Google CEO Sundar Pichai speaks with Emily Chan at the APEC CEO Summit held at Moscone West in San Francisco, California on November 16, 2023. The APEC Summit is being held in San Francisco until November 17th.
Justin Sullivan | Getty Images News | Getty Images
MUNICH — Rapid developments in artificial intelligence could help strengthen defenses against security threats in cyberspace. Google CEO Sundar Pichai.
Amid growing concerns about the potential nefarious uses of AI, Pichai said intelligence tools could help governments and businesses speed up the detection and response to threats from hostile actors. Ta.
“It’s natural to be concerned about the impact on cybersecurity. But counterintuitively, I think AI will actually strengthen our defenses against cybersecurity,” Pichai told attendees at the Munich Security Conference last weekend. told.
Cybersecurity attacks are growing in volume and sophistication, and are increasingly being used by malicious actors to exert power and extort money.
Estimated damage to the global economy from cyberattacks 8 trillion dollars That amount is expected to reach $10.5 trillion by 2025, according to cyber research firm Cybersecurity Ventures.

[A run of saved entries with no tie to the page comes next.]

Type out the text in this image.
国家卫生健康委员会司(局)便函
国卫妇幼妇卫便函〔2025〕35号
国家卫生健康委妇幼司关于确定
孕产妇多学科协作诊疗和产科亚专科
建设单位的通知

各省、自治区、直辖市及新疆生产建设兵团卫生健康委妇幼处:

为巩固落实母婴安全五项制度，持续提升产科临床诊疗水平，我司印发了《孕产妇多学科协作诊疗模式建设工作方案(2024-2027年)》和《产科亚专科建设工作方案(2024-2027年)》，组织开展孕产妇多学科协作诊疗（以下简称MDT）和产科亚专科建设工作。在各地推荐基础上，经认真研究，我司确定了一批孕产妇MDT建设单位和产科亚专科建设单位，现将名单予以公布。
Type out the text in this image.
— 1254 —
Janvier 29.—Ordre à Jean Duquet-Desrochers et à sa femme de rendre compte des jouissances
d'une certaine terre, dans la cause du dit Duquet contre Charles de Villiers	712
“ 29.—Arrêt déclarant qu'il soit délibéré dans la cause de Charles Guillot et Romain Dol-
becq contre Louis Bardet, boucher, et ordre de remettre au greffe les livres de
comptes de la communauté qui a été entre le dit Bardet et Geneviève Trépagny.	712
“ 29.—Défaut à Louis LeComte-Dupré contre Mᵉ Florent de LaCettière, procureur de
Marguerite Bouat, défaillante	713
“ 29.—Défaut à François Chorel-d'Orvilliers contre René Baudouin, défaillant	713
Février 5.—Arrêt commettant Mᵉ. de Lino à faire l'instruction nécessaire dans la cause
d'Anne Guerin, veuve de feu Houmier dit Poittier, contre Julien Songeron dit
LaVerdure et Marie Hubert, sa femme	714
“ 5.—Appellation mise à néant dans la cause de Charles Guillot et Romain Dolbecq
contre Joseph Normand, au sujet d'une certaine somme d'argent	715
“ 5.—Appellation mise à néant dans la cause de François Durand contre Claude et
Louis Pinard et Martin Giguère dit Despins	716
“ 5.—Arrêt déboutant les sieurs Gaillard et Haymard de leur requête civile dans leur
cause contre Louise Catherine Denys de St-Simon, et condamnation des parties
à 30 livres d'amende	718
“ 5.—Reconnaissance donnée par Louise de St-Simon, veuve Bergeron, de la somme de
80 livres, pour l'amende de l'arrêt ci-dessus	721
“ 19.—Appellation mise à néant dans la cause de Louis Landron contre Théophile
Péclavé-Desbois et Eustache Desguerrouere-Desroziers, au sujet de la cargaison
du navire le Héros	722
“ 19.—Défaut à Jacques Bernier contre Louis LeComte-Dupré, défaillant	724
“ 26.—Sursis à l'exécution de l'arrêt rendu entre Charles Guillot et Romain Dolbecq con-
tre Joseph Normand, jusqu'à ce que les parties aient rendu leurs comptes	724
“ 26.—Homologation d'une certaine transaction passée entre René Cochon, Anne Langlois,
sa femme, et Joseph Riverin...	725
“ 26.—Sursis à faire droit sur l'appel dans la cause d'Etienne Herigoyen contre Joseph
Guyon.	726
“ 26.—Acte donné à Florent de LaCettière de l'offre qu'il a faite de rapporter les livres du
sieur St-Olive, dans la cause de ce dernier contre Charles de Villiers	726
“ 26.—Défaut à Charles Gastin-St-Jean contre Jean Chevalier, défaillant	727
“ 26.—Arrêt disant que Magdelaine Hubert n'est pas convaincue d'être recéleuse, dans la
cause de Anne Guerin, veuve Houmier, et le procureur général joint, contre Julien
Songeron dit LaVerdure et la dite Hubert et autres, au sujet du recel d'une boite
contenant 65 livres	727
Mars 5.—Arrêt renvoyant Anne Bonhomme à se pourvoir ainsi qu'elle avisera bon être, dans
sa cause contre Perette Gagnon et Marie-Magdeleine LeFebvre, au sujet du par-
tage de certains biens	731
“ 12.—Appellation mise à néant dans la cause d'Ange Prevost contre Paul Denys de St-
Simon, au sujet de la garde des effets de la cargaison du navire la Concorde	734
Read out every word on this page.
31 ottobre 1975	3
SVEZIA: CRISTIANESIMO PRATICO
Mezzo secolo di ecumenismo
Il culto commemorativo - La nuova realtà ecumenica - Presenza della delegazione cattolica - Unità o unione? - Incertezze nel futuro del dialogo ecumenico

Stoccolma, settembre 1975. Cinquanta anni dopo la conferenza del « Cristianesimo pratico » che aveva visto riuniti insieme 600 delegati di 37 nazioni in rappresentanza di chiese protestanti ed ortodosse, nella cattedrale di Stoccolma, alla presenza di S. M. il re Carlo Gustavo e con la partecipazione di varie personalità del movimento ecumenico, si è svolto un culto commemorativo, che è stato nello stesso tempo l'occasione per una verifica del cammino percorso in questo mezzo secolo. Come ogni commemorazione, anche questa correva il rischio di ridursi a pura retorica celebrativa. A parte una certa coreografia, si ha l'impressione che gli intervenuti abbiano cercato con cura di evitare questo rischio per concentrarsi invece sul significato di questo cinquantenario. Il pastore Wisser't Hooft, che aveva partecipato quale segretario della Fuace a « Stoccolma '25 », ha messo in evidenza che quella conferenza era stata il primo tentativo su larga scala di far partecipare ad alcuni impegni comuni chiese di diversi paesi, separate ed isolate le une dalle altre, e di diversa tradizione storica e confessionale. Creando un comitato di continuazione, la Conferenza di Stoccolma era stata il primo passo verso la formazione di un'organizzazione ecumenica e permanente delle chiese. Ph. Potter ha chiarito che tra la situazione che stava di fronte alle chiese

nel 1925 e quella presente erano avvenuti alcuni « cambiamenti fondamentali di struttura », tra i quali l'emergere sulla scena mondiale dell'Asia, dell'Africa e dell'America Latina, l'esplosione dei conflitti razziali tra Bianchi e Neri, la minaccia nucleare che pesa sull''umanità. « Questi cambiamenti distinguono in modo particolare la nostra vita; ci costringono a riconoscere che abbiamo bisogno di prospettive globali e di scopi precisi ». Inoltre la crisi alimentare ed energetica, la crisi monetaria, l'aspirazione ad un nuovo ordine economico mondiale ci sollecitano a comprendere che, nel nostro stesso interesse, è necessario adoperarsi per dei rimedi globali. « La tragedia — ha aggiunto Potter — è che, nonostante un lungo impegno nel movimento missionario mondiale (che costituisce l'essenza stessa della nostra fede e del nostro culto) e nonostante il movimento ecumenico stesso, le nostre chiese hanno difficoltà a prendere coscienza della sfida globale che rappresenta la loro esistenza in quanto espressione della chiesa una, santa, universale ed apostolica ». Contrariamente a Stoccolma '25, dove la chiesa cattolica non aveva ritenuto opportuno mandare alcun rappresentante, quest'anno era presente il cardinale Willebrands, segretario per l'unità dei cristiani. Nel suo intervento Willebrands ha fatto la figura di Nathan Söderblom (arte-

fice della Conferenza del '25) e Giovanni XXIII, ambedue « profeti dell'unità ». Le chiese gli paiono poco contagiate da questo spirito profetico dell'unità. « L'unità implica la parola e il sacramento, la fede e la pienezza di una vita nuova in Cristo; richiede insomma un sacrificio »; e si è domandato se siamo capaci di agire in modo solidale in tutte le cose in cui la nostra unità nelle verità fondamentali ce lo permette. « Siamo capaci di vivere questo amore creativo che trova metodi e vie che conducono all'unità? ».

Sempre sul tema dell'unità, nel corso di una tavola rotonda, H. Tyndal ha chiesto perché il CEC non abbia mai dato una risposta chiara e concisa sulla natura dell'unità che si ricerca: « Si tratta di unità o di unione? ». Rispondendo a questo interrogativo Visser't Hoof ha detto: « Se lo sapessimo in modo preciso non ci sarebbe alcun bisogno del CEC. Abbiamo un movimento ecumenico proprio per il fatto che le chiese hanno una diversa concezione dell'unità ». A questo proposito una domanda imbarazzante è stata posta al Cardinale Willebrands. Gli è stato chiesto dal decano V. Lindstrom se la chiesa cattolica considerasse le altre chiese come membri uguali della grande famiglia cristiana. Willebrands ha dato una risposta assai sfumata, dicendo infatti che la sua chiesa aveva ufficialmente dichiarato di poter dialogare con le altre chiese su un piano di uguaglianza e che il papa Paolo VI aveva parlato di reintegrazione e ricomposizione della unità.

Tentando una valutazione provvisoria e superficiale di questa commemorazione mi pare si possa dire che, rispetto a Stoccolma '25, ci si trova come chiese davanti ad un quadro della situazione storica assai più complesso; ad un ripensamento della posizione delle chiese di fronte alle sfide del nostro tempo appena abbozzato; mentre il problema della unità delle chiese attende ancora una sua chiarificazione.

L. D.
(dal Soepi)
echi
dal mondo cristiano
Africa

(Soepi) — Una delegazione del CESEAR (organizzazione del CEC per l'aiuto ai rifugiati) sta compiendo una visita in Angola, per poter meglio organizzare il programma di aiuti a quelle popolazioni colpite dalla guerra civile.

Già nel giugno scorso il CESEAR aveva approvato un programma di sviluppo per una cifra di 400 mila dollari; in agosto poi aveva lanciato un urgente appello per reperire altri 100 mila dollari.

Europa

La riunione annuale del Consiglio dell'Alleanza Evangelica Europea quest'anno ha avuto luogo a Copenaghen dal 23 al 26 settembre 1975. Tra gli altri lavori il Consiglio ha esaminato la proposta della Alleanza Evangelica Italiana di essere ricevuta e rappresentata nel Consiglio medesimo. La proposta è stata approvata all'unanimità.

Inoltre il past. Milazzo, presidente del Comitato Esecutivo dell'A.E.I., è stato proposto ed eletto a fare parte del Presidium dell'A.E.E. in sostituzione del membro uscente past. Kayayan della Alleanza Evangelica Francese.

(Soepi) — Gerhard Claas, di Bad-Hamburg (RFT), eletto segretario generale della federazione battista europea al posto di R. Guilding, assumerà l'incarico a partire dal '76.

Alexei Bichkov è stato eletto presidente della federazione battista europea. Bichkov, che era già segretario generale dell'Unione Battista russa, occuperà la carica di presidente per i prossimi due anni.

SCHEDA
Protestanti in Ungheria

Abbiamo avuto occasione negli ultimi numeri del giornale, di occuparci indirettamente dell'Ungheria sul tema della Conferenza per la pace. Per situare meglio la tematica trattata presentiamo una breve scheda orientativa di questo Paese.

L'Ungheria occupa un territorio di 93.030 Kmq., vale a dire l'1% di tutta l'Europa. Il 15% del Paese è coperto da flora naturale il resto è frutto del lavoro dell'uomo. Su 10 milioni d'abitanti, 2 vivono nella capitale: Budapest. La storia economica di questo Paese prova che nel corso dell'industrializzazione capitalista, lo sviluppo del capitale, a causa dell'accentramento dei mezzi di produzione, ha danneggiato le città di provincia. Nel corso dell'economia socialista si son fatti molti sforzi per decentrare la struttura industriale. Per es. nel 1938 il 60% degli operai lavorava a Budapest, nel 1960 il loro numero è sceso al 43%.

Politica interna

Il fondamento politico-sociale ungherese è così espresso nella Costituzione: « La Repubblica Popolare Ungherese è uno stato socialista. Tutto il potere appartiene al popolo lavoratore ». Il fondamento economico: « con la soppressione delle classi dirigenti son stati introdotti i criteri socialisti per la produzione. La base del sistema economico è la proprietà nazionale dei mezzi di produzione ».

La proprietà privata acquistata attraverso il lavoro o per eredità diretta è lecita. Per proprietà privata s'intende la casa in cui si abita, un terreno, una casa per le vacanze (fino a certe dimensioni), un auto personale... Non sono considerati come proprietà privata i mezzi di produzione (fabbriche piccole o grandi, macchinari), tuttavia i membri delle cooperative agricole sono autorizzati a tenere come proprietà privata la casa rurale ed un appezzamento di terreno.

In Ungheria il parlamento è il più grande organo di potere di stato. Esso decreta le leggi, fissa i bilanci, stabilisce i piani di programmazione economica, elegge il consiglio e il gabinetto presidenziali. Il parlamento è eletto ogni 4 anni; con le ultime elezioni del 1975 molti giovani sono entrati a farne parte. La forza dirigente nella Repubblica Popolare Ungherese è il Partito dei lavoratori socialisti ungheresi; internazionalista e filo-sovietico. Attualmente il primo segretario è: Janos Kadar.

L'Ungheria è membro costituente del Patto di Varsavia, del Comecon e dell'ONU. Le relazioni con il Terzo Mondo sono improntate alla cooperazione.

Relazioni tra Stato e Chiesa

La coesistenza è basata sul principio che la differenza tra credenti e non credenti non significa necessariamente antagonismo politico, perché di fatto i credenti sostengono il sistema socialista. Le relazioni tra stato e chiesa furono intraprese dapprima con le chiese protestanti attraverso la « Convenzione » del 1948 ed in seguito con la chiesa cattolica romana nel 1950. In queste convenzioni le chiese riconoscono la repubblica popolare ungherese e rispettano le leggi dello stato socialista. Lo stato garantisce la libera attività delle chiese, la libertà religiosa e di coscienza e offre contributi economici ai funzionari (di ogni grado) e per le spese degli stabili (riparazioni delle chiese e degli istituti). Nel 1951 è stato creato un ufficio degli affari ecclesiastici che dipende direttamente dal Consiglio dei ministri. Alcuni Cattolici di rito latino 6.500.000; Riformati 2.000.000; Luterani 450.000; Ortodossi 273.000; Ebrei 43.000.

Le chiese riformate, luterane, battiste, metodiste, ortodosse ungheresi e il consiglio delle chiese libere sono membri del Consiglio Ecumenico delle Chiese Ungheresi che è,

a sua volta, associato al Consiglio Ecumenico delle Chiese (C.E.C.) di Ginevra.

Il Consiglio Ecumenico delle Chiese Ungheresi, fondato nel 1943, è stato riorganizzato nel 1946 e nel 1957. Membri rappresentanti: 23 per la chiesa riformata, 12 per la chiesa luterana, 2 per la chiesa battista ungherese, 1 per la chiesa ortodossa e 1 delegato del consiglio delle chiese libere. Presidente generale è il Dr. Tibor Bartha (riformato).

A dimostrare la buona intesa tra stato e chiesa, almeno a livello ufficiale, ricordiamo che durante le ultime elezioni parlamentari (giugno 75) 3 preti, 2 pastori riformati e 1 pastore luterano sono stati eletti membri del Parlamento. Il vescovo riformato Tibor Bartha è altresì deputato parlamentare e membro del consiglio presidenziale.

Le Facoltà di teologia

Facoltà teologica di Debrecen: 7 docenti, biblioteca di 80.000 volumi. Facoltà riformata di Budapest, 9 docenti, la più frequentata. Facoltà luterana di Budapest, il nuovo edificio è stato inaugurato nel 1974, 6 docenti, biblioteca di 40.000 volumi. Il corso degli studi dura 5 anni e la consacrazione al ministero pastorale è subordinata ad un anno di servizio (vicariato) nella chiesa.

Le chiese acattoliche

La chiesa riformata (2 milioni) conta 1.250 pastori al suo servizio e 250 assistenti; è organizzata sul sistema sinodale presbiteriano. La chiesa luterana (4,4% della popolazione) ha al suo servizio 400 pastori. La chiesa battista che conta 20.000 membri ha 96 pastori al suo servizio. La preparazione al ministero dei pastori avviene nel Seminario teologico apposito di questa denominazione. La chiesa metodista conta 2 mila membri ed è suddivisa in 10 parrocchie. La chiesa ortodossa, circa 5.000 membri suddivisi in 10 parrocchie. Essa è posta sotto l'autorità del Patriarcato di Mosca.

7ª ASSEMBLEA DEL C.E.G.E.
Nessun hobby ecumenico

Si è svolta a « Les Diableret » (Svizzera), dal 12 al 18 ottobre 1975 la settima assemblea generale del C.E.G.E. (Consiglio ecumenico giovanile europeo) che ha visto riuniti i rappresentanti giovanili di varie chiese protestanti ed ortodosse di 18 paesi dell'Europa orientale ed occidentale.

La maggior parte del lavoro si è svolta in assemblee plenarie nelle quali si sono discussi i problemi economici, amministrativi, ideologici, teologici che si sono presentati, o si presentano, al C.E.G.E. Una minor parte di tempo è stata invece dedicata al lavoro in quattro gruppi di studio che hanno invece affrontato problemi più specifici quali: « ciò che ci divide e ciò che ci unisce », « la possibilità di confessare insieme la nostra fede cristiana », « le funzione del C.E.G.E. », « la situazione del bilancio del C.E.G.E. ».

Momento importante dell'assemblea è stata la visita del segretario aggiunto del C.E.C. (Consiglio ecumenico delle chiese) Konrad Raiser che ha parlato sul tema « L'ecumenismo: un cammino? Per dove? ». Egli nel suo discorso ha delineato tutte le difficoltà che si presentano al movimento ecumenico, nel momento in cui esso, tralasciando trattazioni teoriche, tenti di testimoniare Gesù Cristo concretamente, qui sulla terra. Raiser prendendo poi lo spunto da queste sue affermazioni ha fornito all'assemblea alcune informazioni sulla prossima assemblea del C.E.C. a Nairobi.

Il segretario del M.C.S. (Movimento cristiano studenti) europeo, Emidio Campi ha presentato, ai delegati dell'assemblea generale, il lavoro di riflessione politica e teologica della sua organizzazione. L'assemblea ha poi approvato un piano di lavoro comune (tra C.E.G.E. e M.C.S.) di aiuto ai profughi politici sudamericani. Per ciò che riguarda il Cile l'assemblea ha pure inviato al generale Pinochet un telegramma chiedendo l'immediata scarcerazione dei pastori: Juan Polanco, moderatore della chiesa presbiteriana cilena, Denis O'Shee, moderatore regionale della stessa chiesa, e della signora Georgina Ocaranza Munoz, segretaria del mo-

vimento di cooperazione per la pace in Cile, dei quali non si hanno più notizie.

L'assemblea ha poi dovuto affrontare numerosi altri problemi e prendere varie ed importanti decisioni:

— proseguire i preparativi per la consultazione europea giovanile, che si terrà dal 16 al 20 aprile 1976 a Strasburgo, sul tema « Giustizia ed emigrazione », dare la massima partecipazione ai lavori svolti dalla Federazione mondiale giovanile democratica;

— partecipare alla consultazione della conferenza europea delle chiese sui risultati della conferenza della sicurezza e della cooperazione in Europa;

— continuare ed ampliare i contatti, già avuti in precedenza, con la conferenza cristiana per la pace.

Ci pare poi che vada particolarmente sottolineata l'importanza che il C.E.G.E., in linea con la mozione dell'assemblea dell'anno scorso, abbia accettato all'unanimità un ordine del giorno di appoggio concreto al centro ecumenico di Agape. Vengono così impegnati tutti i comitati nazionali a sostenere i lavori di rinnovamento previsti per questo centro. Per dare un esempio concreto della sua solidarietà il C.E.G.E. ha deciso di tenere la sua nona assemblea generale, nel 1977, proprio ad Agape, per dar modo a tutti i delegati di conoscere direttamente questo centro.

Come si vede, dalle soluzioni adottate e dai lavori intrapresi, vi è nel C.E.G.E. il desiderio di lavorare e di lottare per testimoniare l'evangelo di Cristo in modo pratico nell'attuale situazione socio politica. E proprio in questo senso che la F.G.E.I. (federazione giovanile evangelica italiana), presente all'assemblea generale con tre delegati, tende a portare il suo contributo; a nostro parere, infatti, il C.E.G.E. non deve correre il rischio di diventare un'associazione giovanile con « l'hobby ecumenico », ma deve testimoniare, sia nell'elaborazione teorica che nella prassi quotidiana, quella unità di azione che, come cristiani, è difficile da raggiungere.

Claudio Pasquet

January report Researchers at the UK’s National Cyber Security Center, part of the UK intelligence agency GCHQ, say AI will only increase these threats, lowering the barrier to entry for cyber hackers and allowing more malicious cyber activity such as ransomware attacks. He said it would make it possible.
“AI is disproportionately helping those on the defensive because it has the tools to impact at scale.
Sundar Pichai
Google CEO
But Pichai said AI is also reducing the time defenders need to detect and respond to attacks. This would alleviate the so-called defender’s dilemma, where cyber hackers must succeed only once to attack a system, while defenders must succeed every time to protect it. he said.
“AI is disproportionately helping the people we’re defending because we’re getting tools that can influence it at scale against the people we’re trying to attack,” he said.
“So in a sense we’re ahead of the competition,” he added.
Last week, Google announced a new initiative to provide AI tools and infrastructure investments aimed at strengthening online security. A free, open-source tool named Magika aims to help users detect malware (malicious software). Said The white paper proposes countermeasures and research to create guardrails around AI.
Pichai said these tools are already used in the company’s products and internal systems, such as Google Chrome and Gmail.
“AI stands at a critical crossroads, with an opportunity for policymakers, security experts, and civil society to finally tip the balance of cybersecurity away from attackers and toward cyber defenders.”
The announcement comes after major MSC companies signed an agreement to take “reasonable precautions” to prevent AI tools from being used to disrupt democratic voting in the 2024 bumper election year and beyond. was held at the same time.
The new agreement, which includes Adobe, Amazon, Google, IBM, Meta, Microsoft, OpenAI, TikTok, contains a framework for how companies must respond.
This occurs as the Internet becomes an increasingly important sphere of influence for both individuals and state-sponsored malicious actors.
Former US Secretary of State Hillary Clinton on Saturday described cyberspace as “the new battlefield.”
“The technological arms race has been raised to the next level by generative AI,” she said in Munich.
“If you can run a little bit faster than your opponent, you’ll do better. That’s what AI gives us defensively.”
mark hughes
DXC President of Security
a report Microsoft announced last week that state-sponsored hackers from Russia, China, and Iran are using the company’s OpenAI Large-Scale Language Models (LLM) to step up their efforts to deceive their targets.
Russia’s military intelligence, Iran’s Revolutionary Guards, and the Chinese and North Korean governments are all said to have relied on the tool.
Mark Hughes, president of security at IT services and consulting firm DXC Technology, told CNBC that malicious actors are using a hacking tool called WormGPT, inspired by ChatGPT, to perform tasks such as reverse engineering code. He said he is becoming increasingly dependent on it.
But he said he also sees “significant benefits” from similar tools that allow engineers to quickly detect and stop attacks by engineers.
“This allows us to speed things up,” Hughes said last week. “Most of the time in cyber, the time you have is the time the attacker has an advantage against you, which is common in any conflict situation.
“If you can run a little bit faster than your opponent, you’re going to do better. That’s what the AI is really giving us defensively right now,” he added.